I settled back in the seat and watched the blocks slide past. It was still the same old city I had known, and yet it seemed to me that now there was a leering quality about it, as if sly shapes might be peering out at one from the shadowed angles of the darkened buildings.
The driver asked me: “You never went coon hunting?”
“No, I never have. I do some duck hunting and sometimes go out to South Dakota for the pheasants.”
“Yeah,” he said, “I like ducks and pheasants, too.
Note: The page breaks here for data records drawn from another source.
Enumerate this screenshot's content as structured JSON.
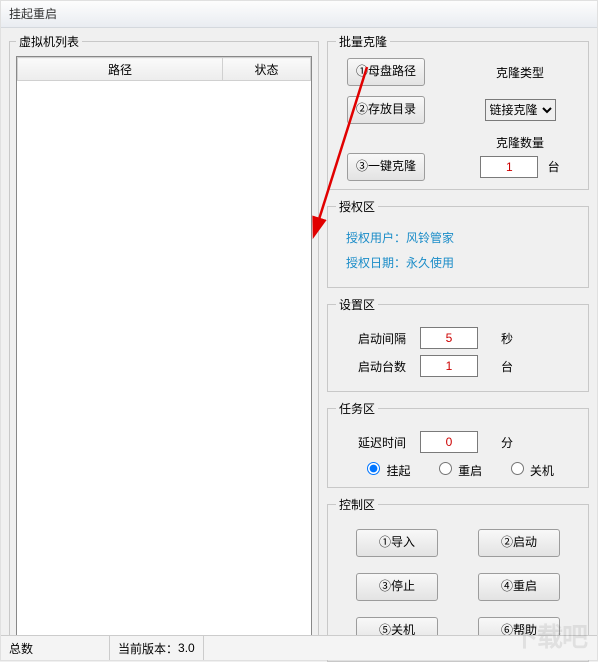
{
  "window": {
    "title": "挂起重启"
  },
  "vmlist": {
    "title": "虚拟机列表",
    "columns": [
      "路径",
      "状态"
    ],
    "rows": []
  },
  "clone": {
    "title": "批量克隆",
    "btn_mother": "①母盘路径",
    "btn_dir": "②存放目录",
    "btn_go": "③一键克隆",
    "type_label": "克隆类型",
    "type_options": [
      "链接克隆"
    ],
    "type_selected": "链接克隆",
    "count_label": "克隆数量",
    "count_value": "1",
    "count_unit": "台"
  },
  "auth": {
    "title": "授权区",
    "user_label": "授权用户：",
    "user_value": "风铃管家",
    "date_label": "授权日期：",
    "date_value": "永久使用"
  },
  "settings": {
    "title": "设置区",
    "interval_label": "启动间隔",
    "interval_value": "5",
    "interval_unit": "秒",
    "count_label": "启动台数",
    "count_value": "1",
    "count_unit": "台"
  },
  "task": {
    "title": "任务区",
    "delay_label": "延迟时间",
    "delay_value": "0",
    "delay_unit": "分",
    "radios": {
      "suspend": "挂起",
      "restart": "重启",
      "shutdown": "关机"
    },
    "selected": "suspend"
  },
  "control": {
    "title": "控制区",
    "btn_import": "①导入",
    "btn_start": "②启动",
    "btn_stop": "③停止",
    "btn_restart": "④重启",
    "btn_shutdown": "⑤关机",
    "btn_help": "⑥帮助"
  },
  "status": {
    "total_label": "总数",
    "version_label": "当前版本：",
    "version_value": "3.0"
  },
  "watermark": "下载吧"
}
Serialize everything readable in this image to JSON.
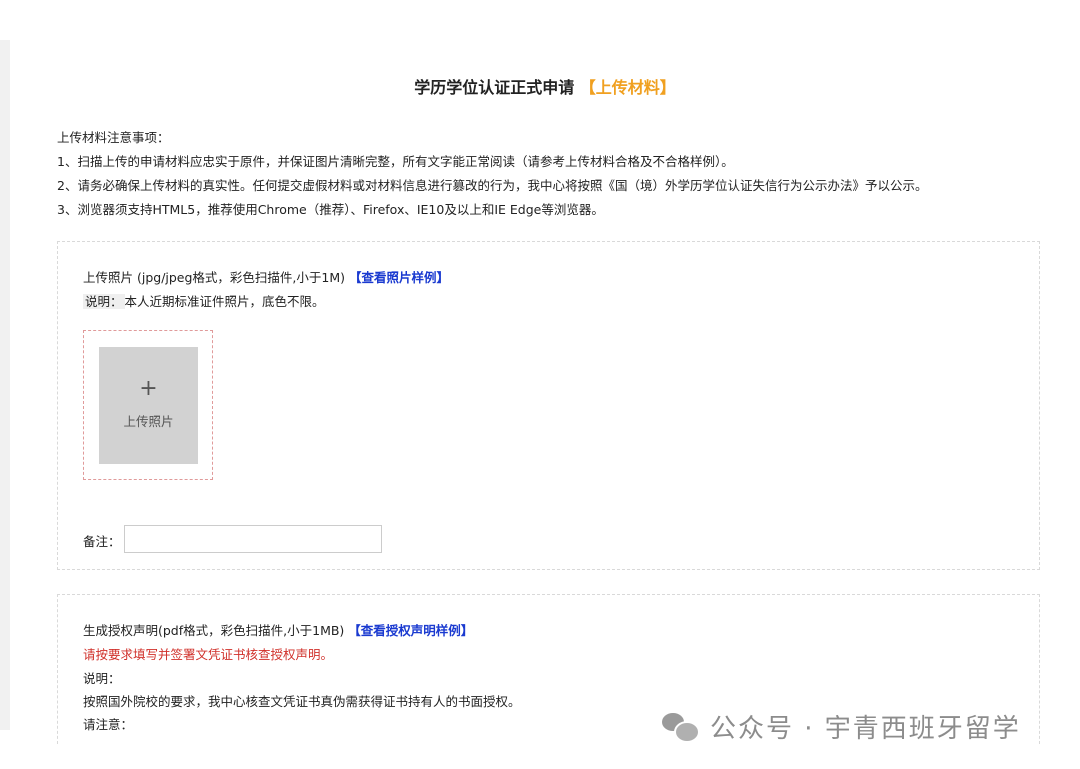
{
  "page": {
    "title": "学历学位认证正式申请",
    "title_accent": "【上传材料】"
  },
  "notices": {
    "heading": "上传材料注意事项：",
    "items": [
      "1、扫描上传的申请材料应忠实于原件，并保证图片清晰完整，所有文字能正常阅读（请参考上传材料合格及不合格样例）。",
      "2、请务必确保上传材料的真实性。任何提交虚假材料或对材料信息进行篡改的行为，我中心将按照《国（境）外学历学位认证失信行为公示办法》予以公示。",
      "3、浏览器须支持HTML5，推荐使用Chrome（推荐）、Firefox、IE10及以上和IE Edge等浏览器。"
    ]
  },
  "photo_section": {
    "title": "上传照片 (jpg/jpeg格式，彩色扫描件,小于1M)",
    "sample_link": "【查看照片样例】",
    "desc_label": "说明：",
    "desc_text": "本人近期标准证件照片，底色不限。",
    "upload_plus": "+",
    "upload_label": "上传照片",
    "remark_label": "备注：",
    "remark_value": ""
  },
  "auth_section": {
    "title": "生成授权声明(pdf格式，彩色扫描件,小于1MB)",
    "sample_link": "【查看授权声明样例】",
    "warning": "请按要求填写并签署文凭证书核查授权声明。",
    "desc_label": "说明：",
    "desc_text": "按照国外院校的要求，我中心核查文凭证书真伪需获得证书持有人的书面授权。",
    "attention_label": "请注意："
  },
  "watermark": {
    "icon": "wechat-icon",
    "text": "公众号 · 宇青西班牙留学"
  },
  "colors": {
    "accent": "#f0a020",
    "link": "#1a3ad0",
    "warning": "#d0302a"
  }
}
But when you come to coons, they are something special.”
He was silent for a moment, and then he said: “I guess, though, it’s each man to his own. With you it’s ducks and pheasants and with me it’s coons. And I know a man, a real gone old geezer, that messes around with skunks. He don’t think there’s nothing like a skunk. He makes friends with them. I swear he talks to them. He clucks and coos at them and they walk right up to him and climb up in his lap and let him pet them like a cat. Then, like as not, they go trailing home with him, like a happy dog. I tell you, it is unbelievable. It would scare you to see how he gets along with them. He lives in a shack out in the river hills and the place plumb crawls with skunks. He’s writing a book about them. He showed me the book. He’s writing it with pencil on a common dime-store tablet—the rough kind of paper that kids use at school. He sits there hunched over the table with a stub of a pencil he has to lick every now and then when it gets too faint, writing away at that book in the light of a smoky old lantern setting on the table. But, I tell you, mister, he can’t write for shucks and his spelling’s something terrible. And it’s a downright pity. For he’s got a book to write.”